The award is named after devoted civil rights activist Jocelyn D. Wurzburg of Memphis. Initially appointed to the Tennessee Human Rights Commission in 1971, Wurzburg authored the first anti-discrimination law in the state, known as the Tennessee Human Rights Act, which protects citizens from being discriminated against by employers due to race, color, sex, nationality, disability, age, religion and creed. She also co-founded the Memphis Panel of American Women to help race relations in the city following the assassination of Dr. Martin Luther King, Jr.

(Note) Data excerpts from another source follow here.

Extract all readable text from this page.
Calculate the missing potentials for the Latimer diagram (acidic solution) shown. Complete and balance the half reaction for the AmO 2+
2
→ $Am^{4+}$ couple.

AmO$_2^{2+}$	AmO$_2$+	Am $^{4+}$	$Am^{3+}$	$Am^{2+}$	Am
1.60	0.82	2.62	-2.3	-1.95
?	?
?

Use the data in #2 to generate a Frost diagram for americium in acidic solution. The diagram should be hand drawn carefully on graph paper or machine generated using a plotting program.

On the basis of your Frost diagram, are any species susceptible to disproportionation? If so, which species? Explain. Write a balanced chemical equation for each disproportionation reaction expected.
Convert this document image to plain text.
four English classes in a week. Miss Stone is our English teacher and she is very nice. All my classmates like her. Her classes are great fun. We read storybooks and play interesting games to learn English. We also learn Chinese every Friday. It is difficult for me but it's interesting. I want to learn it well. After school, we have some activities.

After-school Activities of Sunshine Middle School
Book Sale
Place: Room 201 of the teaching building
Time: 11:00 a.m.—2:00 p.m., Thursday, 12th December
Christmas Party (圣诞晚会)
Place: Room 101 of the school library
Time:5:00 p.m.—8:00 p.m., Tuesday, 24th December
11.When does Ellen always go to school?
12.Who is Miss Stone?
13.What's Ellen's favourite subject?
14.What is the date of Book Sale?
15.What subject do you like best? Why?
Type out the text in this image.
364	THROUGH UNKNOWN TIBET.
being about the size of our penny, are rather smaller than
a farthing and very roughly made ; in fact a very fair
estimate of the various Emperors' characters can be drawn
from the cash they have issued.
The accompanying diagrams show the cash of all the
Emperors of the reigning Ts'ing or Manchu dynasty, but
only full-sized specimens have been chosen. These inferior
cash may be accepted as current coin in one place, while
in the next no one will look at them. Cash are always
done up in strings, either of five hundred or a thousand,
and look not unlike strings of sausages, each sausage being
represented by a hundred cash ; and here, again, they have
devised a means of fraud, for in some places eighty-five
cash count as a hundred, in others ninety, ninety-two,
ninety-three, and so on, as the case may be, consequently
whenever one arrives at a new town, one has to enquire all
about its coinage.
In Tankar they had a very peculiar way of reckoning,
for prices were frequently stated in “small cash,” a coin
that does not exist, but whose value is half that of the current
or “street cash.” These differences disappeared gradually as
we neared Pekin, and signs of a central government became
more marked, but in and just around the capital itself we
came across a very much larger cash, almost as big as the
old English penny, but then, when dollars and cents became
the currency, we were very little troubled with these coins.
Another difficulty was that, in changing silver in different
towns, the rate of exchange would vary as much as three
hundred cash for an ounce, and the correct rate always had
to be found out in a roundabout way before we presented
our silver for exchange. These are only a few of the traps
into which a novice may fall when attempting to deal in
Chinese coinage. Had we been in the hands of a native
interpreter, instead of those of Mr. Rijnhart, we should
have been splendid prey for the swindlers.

Wurzburg was re-appointed to the Tennessee Human Rights Commission in 2007. 

During a ceremony at the Tennessee State Capitol, Commissioner Bill Martin referred to Perry as a “soldier” for equal rights, describing her many contributions to fighting for civil rights in the south, such as working alongside King during the sanitation strike in Memphis in 1968 and as part of the Southern Christian Leadership Conference in the civil rights movement. “She’s been a fighter all of her life for the underserved and for equality,” Martin said.

Perry became a field representative for the U.S. Equal Employment Opportunity Commission in 1975 and after retiring from a career in government in 1990, she continued to fight for equal rights through the power of journalism, creating Contempora Magazine and The Tennessee Tribune newspaper in 1992 to focus on topics such as equal rights, health, education and voter registration. Martin noted how Perry published the names of African-Americans who were registered to vote in Nashville, but didn’t. “She published them so that they would come out to vote,” he recalled. 

In 1998, Perry established the Greater Nashville Black Chamber of Commerce, the same year she launched the Anthony J. Cebrun Journalism Center to aid aspiring young journalists from underprivileged communities. “She’s been doing this for a very long time and she continues to do it today by recording and publishing history,” Martin praised, calling Perry an “inspiration” to the Nashville community, state of Tennessee and country at large. “She’s a multi-talented person, she’s a great publisher, a great civil rights activist and more importantly, she is a great soldier for injustice and for equal rights for everyone.” 

In her acceptance speech, Perry called the award “quite an honor,” acknowledging how she and Wurzburg were “in the trenches together” working for civil rights in Memphis. “I feel of all the awards that I have received in my lifetime, this is truly one that I am blessed to receive. She has been the fighter, she was out there fighting when white women couldn’t fight or were afraid to fight in the south. She was just a wonderful person and has always fought for equality for everyone and to me, to receive this award from a wonderful person, it’s unbelievable,” Perry said. “I will always remember this.”